Limitations and Accuracy

Accuracy depends on the quality and completeness of reference databases like GenBank, RefSeq, and EMBL; omission of sequences from sources such as GISAID, BOLD, or regional genome centers (e.g., RIKEN, BGI) can lead to unintended off-targets. Specificity checking inherits the sensitivity and limitations of BLAST heuristics developed at NCBI and may miss highly similar off-targets in extremely large or poorly annotated datasets, a concern noted in evaluations by groups at Broad Institute, EMBL-EBI, and JGI. Thermodynamic predictions, influenced by methodologies from University of Utah and University of Basel, are approximations and may not account for complex factors observed in laboratories such as Princeton University and University of Tokyo.

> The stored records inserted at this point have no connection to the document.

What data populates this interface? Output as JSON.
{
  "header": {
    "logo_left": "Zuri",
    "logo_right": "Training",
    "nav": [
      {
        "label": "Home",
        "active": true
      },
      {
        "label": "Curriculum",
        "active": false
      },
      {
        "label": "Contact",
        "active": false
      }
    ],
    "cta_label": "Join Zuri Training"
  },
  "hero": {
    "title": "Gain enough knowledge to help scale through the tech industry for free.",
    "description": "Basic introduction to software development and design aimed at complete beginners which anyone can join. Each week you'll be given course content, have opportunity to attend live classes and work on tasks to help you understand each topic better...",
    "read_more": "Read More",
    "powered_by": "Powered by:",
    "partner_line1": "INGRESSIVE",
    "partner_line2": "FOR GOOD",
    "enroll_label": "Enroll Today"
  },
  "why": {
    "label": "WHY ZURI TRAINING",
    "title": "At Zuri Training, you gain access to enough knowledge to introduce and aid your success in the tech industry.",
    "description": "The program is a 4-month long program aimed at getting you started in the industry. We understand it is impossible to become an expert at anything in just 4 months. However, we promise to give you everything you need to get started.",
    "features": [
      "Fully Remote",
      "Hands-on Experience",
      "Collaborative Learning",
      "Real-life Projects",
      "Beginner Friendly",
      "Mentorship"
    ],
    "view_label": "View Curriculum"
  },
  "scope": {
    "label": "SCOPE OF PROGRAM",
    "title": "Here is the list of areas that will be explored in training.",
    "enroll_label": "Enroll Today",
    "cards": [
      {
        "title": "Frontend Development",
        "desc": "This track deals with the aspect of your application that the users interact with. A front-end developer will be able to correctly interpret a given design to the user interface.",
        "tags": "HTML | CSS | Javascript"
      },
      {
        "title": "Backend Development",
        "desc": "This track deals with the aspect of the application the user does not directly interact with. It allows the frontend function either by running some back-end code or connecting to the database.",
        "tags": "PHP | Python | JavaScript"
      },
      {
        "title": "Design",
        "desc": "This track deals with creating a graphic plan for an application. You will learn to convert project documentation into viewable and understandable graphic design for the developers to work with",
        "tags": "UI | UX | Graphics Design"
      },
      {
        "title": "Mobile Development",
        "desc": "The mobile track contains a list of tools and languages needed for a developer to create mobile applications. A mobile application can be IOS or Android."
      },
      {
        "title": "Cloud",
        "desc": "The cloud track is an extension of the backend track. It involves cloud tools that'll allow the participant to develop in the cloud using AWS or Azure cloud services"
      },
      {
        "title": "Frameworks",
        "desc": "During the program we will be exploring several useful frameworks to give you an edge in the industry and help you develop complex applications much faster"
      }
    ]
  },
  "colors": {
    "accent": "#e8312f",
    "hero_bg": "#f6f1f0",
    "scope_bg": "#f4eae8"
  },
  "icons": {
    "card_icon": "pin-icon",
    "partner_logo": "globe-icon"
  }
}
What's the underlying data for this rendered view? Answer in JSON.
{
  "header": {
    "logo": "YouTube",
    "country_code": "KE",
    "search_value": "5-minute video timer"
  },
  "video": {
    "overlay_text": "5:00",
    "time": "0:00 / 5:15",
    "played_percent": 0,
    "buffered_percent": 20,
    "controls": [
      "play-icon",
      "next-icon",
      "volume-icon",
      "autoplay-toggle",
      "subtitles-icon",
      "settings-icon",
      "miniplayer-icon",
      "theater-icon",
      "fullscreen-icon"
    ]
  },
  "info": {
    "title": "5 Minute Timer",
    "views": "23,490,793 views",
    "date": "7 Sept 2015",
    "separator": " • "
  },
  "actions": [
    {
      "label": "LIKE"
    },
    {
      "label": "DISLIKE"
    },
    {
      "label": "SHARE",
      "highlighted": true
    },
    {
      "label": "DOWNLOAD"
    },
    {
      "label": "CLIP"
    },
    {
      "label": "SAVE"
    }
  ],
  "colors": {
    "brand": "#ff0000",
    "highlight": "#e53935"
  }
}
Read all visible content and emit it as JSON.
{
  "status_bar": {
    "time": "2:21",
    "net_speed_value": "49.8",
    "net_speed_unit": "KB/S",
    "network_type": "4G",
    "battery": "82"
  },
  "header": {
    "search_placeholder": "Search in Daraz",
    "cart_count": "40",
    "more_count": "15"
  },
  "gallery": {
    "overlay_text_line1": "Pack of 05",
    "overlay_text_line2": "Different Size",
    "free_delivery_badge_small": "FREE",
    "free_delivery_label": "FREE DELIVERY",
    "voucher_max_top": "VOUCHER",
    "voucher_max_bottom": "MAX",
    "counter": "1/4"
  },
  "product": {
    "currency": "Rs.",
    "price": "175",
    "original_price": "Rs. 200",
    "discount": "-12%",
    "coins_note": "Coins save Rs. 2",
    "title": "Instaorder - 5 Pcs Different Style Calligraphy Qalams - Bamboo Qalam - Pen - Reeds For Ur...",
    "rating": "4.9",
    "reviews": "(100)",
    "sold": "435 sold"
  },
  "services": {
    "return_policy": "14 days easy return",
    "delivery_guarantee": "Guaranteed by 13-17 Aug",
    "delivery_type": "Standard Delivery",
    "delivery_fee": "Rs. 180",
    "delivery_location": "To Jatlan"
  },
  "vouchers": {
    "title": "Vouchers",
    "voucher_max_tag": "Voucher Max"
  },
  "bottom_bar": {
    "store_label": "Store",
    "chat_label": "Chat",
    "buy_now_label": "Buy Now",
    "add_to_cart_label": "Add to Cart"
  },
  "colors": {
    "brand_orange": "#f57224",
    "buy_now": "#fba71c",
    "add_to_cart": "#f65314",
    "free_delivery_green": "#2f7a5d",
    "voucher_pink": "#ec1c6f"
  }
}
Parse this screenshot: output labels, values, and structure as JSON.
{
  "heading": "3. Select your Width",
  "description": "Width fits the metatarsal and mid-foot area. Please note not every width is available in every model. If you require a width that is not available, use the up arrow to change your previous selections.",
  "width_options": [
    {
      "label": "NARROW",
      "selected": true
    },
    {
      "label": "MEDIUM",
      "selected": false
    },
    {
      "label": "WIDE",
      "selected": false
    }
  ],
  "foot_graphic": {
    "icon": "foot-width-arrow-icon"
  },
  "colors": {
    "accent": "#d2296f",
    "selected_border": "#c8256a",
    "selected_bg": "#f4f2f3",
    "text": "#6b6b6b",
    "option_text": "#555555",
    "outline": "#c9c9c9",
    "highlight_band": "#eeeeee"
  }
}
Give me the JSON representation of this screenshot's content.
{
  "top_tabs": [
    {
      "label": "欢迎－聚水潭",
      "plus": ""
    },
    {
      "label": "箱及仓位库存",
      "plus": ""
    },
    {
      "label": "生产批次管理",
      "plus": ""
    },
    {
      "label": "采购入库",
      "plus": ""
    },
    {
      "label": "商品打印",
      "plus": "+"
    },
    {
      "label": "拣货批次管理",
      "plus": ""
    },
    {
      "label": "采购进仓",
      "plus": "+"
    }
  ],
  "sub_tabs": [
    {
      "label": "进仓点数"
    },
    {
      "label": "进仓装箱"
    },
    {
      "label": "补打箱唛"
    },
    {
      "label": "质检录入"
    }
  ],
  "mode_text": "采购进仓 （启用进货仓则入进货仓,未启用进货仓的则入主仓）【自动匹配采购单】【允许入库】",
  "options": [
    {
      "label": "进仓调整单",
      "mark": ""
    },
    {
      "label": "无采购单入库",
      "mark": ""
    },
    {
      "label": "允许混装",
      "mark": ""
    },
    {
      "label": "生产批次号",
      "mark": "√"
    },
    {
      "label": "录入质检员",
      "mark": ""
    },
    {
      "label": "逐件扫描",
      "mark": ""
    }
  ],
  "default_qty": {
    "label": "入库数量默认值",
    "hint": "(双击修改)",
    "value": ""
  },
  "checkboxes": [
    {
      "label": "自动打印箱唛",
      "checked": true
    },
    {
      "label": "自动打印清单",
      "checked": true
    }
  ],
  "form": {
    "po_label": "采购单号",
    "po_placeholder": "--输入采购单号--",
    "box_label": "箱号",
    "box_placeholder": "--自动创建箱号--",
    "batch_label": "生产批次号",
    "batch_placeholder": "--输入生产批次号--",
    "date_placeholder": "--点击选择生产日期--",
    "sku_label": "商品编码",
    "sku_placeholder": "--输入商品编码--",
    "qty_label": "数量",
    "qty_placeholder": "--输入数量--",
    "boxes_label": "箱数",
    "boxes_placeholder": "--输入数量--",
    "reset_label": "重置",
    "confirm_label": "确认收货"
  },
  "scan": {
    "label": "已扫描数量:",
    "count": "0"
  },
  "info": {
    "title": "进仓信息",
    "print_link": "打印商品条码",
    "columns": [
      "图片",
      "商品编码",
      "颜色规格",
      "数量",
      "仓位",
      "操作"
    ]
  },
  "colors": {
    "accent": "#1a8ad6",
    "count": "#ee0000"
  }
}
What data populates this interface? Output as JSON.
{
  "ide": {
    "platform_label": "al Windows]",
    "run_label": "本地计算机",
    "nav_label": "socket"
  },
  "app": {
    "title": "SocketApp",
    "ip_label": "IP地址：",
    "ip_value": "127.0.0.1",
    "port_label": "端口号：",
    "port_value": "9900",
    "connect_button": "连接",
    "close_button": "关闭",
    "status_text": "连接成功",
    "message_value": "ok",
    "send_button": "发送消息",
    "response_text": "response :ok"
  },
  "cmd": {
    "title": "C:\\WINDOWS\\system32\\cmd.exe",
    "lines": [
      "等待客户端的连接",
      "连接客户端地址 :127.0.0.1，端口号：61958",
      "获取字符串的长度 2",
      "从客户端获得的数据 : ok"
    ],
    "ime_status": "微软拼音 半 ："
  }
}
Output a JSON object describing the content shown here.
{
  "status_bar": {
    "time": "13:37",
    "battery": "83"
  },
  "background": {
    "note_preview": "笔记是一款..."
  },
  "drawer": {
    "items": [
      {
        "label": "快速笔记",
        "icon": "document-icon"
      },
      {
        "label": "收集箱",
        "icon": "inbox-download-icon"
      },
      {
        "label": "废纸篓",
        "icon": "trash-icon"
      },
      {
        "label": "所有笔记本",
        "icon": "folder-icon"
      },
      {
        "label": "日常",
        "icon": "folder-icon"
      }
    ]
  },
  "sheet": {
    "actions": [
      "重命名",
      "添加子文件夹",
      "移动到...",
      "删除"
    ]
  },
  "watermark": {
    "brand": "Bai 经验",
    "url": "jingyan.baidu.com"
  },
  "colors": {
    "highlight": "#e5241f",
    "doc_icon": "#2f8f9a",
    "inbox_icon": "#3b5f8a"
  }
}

Users at clinical centers like Mount Sinai and large sequencing hubs such as Sanger often complement Primer-BLAST with in silico PCR tools and empirical validation to ensure robustness.

History and Development

Primer-BLAST arose from efforts at the National Center for Biotechnology Information as an integration of primer design practices developed in molecular biology labs at Cold Spring Harbor Laboratory, Yale, and EMBL with the BLAST alignment framework whose history connects to groups at Los Alamos National Laboratory and NCBI. Over time, contributions and feature requests have come from research communities at institutions including Harvard Medical School, University of Pennsylvania, and University of California, Davis, reflecting the needs of projects such as the Human Genome Project, ENCODE, and the 1000 Genomes Project. Ongoing maintenance aligns with database curation efforts at GenBank, RefSeq, and EMBL, and with computational practices shaped by cloud and high-performance computing centers affiliated with CERN and national supercomputing facilities.